[comp.databases] Wondering about using datetime as unique key...

dshapiro@Apple.COM (David Shapiro) (01/25/91)

I haven't seen anyone talk about using the timestamp as a unique
key to table. For heavy tp applications, it seems like a great way
to get rid of the contention on the usual NextNumber table (which
holds the next unique integer for a table key). Basically, I was
wondering if anyone has used this approach and what experiences
you've encountered. The positive aspects I see are:
Zero wait time for a new key for a table
Guaranteed monotonically increasing unique number (date)

Drawbacks:
Uniqueness depends on the granularity of your timestamp function.
Possible duplication if someone screws with the system time.
(no one can be using the system during the daylight savings time adjustment)
Portability to new platform could require some time manipulations.

If the system stays on one platform, I don't see a problem. And in our
Sybase system, the timestamp will give a time value to the millisecond,
and assuming it is impossible to write to disk a row in less than
a ms, no two rows will have the same key/timestamp. 

Comments?

Dave Shapiro
Apple Computer

ubiquity@cs.utexas.edu (Richard Hoffman) (01/25/91)

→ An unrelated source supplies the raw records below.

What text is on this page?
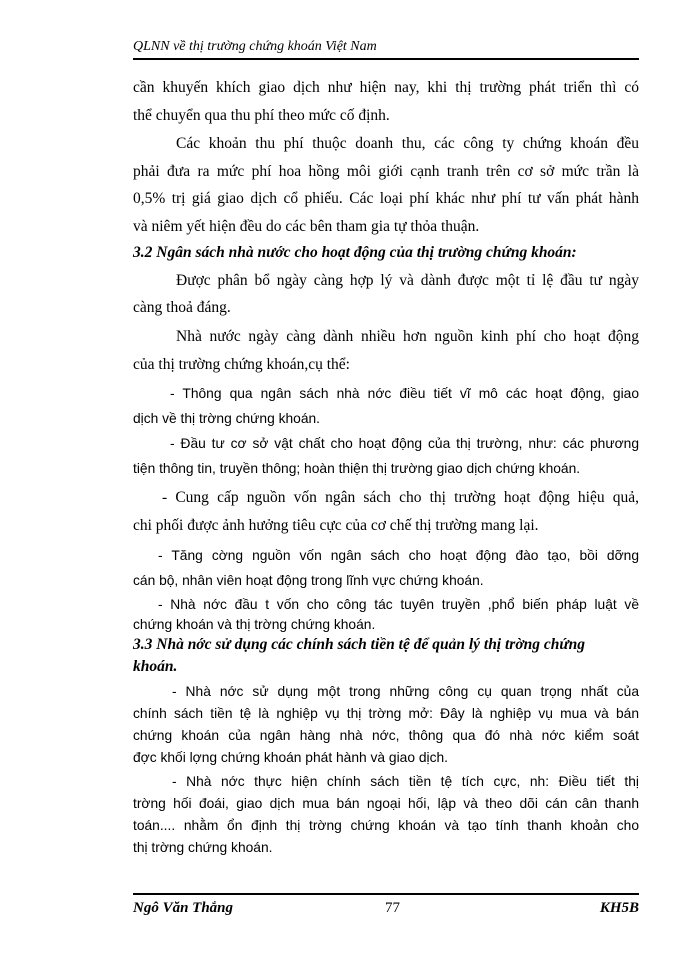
QLNN về thị trường chứng khoán Việt Nam
cần khuyến khích giao dịch như hiện nay, khi thị trường phát triển thì có
thể chuyển qua thu phí theo mức cố định.
Các khoản thu phí thuộc doanh thu, các công ty chứng khoán đều
phải đưa ra mức phí hoa hồng môi giới cạnh tranh trên cơ sở mức trần là
0,5% trị giá giao dịch cổ phiếu. Các loại phí khác như phí tư vấn phát hành
và niêm yết hiện đều do các bên tham gia tự thỏa thuận.
3.2 Ngân sách nhà nước cho hoạt động của thị trường chứng khoán:
Được phân bổ ngày càng hợp lý và dành được một tỉ lệ đầu tư ngày
càng thoả đáng.
Nhà nước ngày càng dành nhiều hơn nguồn kinh phí cho hoạt động
của thị trường chứng khoán,cụ thể:
- Thông qua ngân sách nhà nớc điều tiết vĩ mô các hoạt động, giao
dịch về thị trờng chứng khoán.
- Đầu tư cơ sở vật chất cho hoạt động của thị trường, như: các phương
tiện thông tin, truyền thông; hoàn thiện thị trường giao dịch chứng khoán.
- Cung cấp nguồn vốn ngân sách cho thị trường hoạt động hiệu quả,
chi phối được ảnh hưởng tiêu cực của cơ chế thị trường mang lại.
- Tăng cờng nguồn vốn ngân sách cho hoạt động đào tạo, bồi dỡng
cán bộ, nhân viên hoạt động trong lĩnh vực chứng khoán.
- Nhà nớc đầu t vốn cho công tác tuyên truyền ,phổ biến pháp luật về
chứng khoán và thị trờng chứng khoán.
3.3 Nhà nớc sử dụng các chính sách tiền tệ để quản lý thị trờng chứng
khoán.
- Nhà nớc sử dụng một trong những công cụ quan trọng nhất của
chính sách tiền tệ là nghiệp vụ thị trờng mở: Đây là nghiệp vụ mua và bán
chứng khoán của ngân hàng nhà nớc, thông qua đó nhà nớc kiểm soát
đợc khối lợng chứng khoán phát hành và giao dịch.
- Nhà nớc thực hiện chính sách tiền tệ tích cực, nh: Điều tiết thị
trờng hối đoái, giao dịch mua bán ngoại hối, lập và theo dõi cán cân thanh
toán.... nhằm ổn định thị trờng chứng khoán và tạo tính thanh khoản cho
thị trờng chứng khoán.
Ngô Văn Thắng	77	KH5B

In article <48429@apple.Apple.COM> dshapiro@Apple.COM (David Shapiro) writes:

>I haven't seen anyone talk about using the timestamp as a unique
>key to table. 

This is frequently done on systems where (as you note later) the
timestamp has sufficient granularity.  In SAA relational databases,
timestamp goes into the microseconds, which is more than enough to
guarantee uniqueness.

The value is always available via CURRENT TIMESTAMP, and can be added
to inserted rows automatically if a DEFAULT clause (either the DB2 NOT NULL
WITH DEFAULT or the ANS/ISO column default) is available.

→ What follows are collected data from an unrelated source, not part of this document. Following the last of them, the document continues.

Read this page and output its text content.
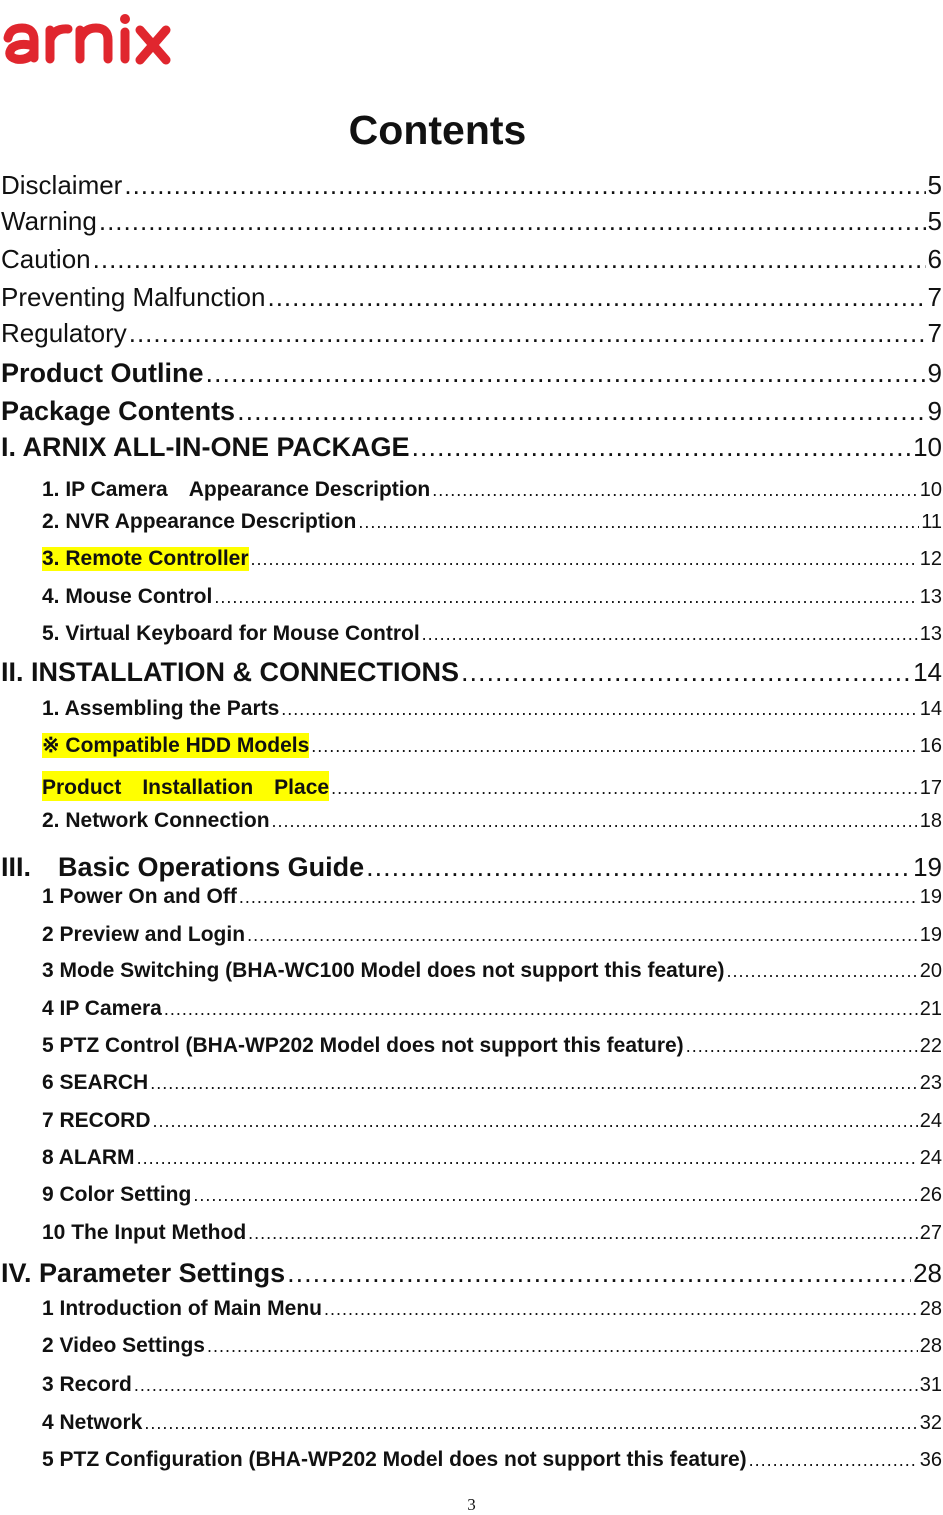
Contents
Disclaimer .....	5
Warning .....	5
Caution .....	6
Preventing Malfunction .....	7
Regulatory .....	7
Product Outline .....	9
Package Contents .....	9
I. ARNIX ALL-IN-ONE PACKAGE .....	10
1. IP Camera　Appearance Description .....	10
2. NVR Appearance Description .....	11
3. Remote Controller .....	12
4. Mouse Control .....	13
5. Virtual Keyboard for Mouse Control .....	13
II. INSTALLATION & CONNECTIONS .....	14
1. Assembling the Parts .....	14
※ Compatible HDD Models .....	16
Product　Installation　Place .....	17
2. Network Connection .....	18
III.　Basic Operations Guide .....	19
1 Power On and Off .....	19
2 Preview and Login .....	19
3 Mode Switching (BHA-WC100 Model does not support this feature) .....	20
4 IP Camera .....	21
5 PTZ Control (BHA-WP202 Model does not support this feature) .....	22
6 SEARCH .....	23
7 RECORD .....	24
8 ALARM .....	24
9 Color Setting .....	26
10 The Input Method .....	27
IV. Parameter Settings .....	28
1 Introduction of Main Menu .....	28
2 Video Settings .....	28
3 Record .....	31
4 Network .....	32
5 PTZ Configuration (BHA-WP202 Model does not support this feature) .....	36
3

One difficulty is with multi-row updates, or inserts from a subselect.
SAA SQL requires that the value of things such as CURRENT TIMESTAMP be
calculated at the beginning of the operation, and so would be the same
for all rows in a multi-row operation.  Of course, a unique index or
PRIMARY KEY clause would catch this, but it is inconvenient.

>Possible duplication if someone screws with the system time.
>(no one can be using the system during the daylight savings time adjustment)

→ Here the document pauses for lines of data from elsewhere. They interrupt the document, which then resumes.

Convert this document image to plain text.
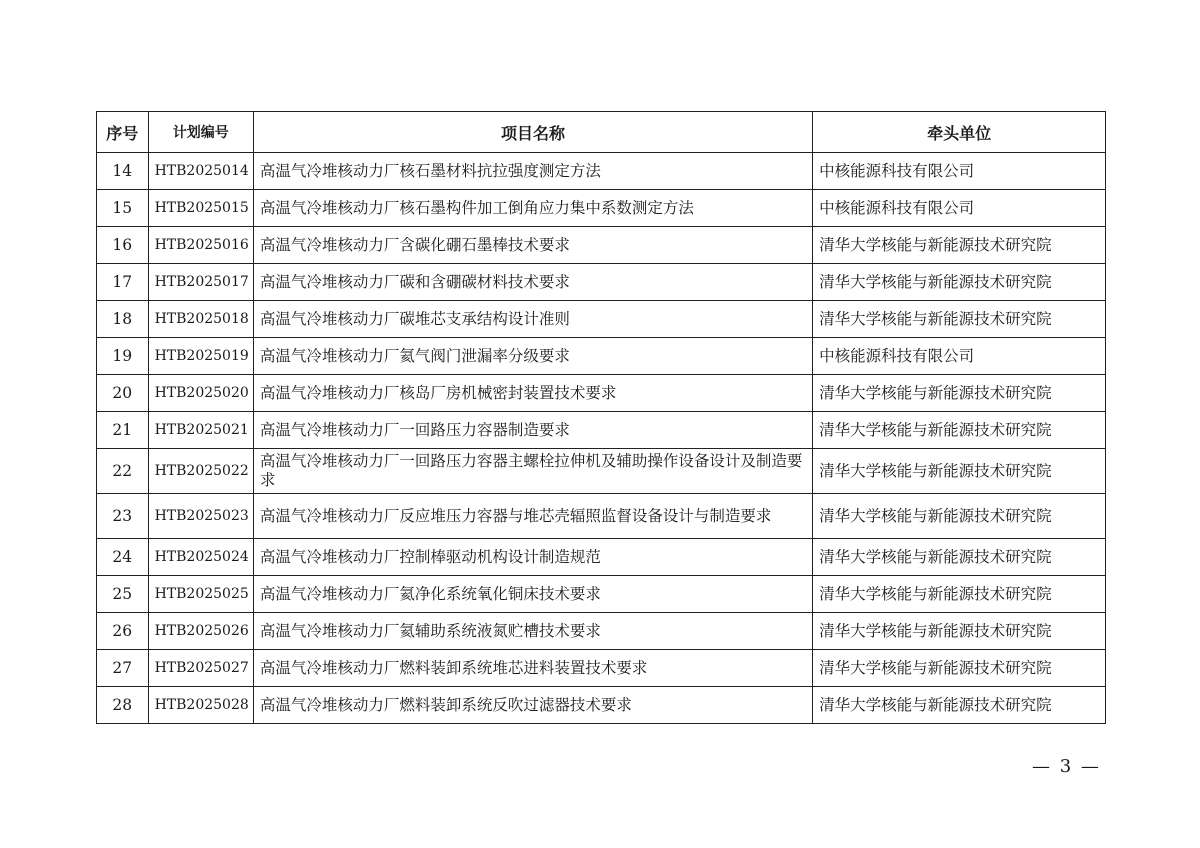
序号	计划编号	项目名称	牵头单位
14	HTB2025014	高温气冷堆核动力厂核石墨材料抗拉强度测定方法	中核能源科技有限公司
15	HTB2025015	高温气冷堆核动力厂核石墨构件加工倒角应力集中系数测定方法	中核能源科技有限公司
16	HTB2025016	高温气冷堆核动力厂含碳化硼石墨棒技术要求	清华大学核能与新能源技术研究院
17	HTB2025017	高温气冷堆核动力厂碳和含硼碳材料技术要求	清华大学核能与新能源技术研究院
18	HTB2025018	高温气冷堆核动力厂碳堆芯支承结构设计准则	清华大学核能与新能源技术研究院
19	HTB2025019	高温气冷堆核动力厂氦气阀门泄漏率分级要求	中核能源科技有限公司
20	HTB2025020	高温气冷堆核动力厂核岛厂房机械密封装置技术要求	清华大学核能与新能源技术研究院
21	HTB2025021	高温气冷堆核动力厂一回路压力容器制造要求	清华大学核能与新能源技术研究院
22	HTB2025022	高温气冷堆核动力厂一回路压力容器主螺栓拉伸机及辅助操作设备设计及制造要求	清华大学核能与新能源技术研究院
23	HTB2025023	高温气冷堆核动力厂反应堆压力容器与堆芯壳辐照监督设备设计与制造要求	清华大学核能与新能源技术研究院
24	HTB2025024	高温气冷堆核动力厂控制棒驱动机构设计制造规范	清华大学核能与新能源技术研究院
25	HTB2025025	高温气冷堆核动力厂氦净化系统氧化铜床技术要求	清华大学核能与新能源技术研究院
26	HTB2025026	高温气冷堆核动力厂氦辅助系统液氮贮槽技术要求	清华大学核能与新能源技术研究院
27	HTB2025027	高温气冷堆核动力厂燃料装卸系统堆芯进料装置技术要求	清华大学核能与新能源技术研究院
28	HTB2025028	高温气冷堆核动力厂燃料装卸系统反吹过滤器技术要求	清华大学核能与新能源技术研究院
— 3 —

Yes, one of the amusing things about IMS is that it must be down for
one hour out of each year while the clocks are being set back.  In a
relational system, there is less of a problem: put a unique index or
PRIMARY KEY clause on the column, and check after each insertion to
make sure that the row is not rejected because of the uniqueness
constraint.  If it is, simply try again.  You'll eventually get a
unique one (probably first or second try, with microsecond granularity).

>Portability to new platform could require some time manipulations.

Too true, especially since date/time features are not standard yet.
But the approval of SQL2, expected this year, could ease that.


-- 
Richard Hoffman       IBM Personal Systems Database Development   (512) 823-1822
1529 Ben Crenshaw Way
Austin, TX 78746         "Life is a gamble at terrible odds; 
(512) 327-9232            if it were a bet you wouldn't take it"  (Tom Stoppard)

mao@eden.Berkeley.EDU (Mike Olson) (01/26/91)

In <48429@apple.Apple.COM>, dshapiro@Apple.COM (David Shapiro) writes
> I haven't seen anyone talk about using the timestamp as a unique
> key to table.

we tried this in postgres for a while (actually, transaction id's were
a function of the system time).  we abandoned the approach after a while
as unworkable.

> The positive aspects I see are:
> Zero wait time for a new key for a table

no, you're guaranteed to have to do a system call, which guarantees
a context switch.

> Guaranteed monotonically increasing unique number (date)

you would hope so.  unfortunately, people *do* adjust their clocks.  recent
schemes for keeping the clocks on a network synchronized mean that every
machine's notion of the current time will be changed with pretty high
frequency.

> and assuming it is impossible to write to disk a row in less than
> a ms, no two rows will have the same key/timestamp. 

this is an invalid assumption.  if you're doing a multi-row insert (for
example, copying records from one table to another) you can do lots of
insertions to a single page fast, since that page will generally be in
the buffer cache.

this is another case where the database guys can't let the operating
system guys do their work for them, because the operating system can't
be trusted.
					mike olson
					postgres research group
					uc berkeley
					mao@postgres.berkeley.edu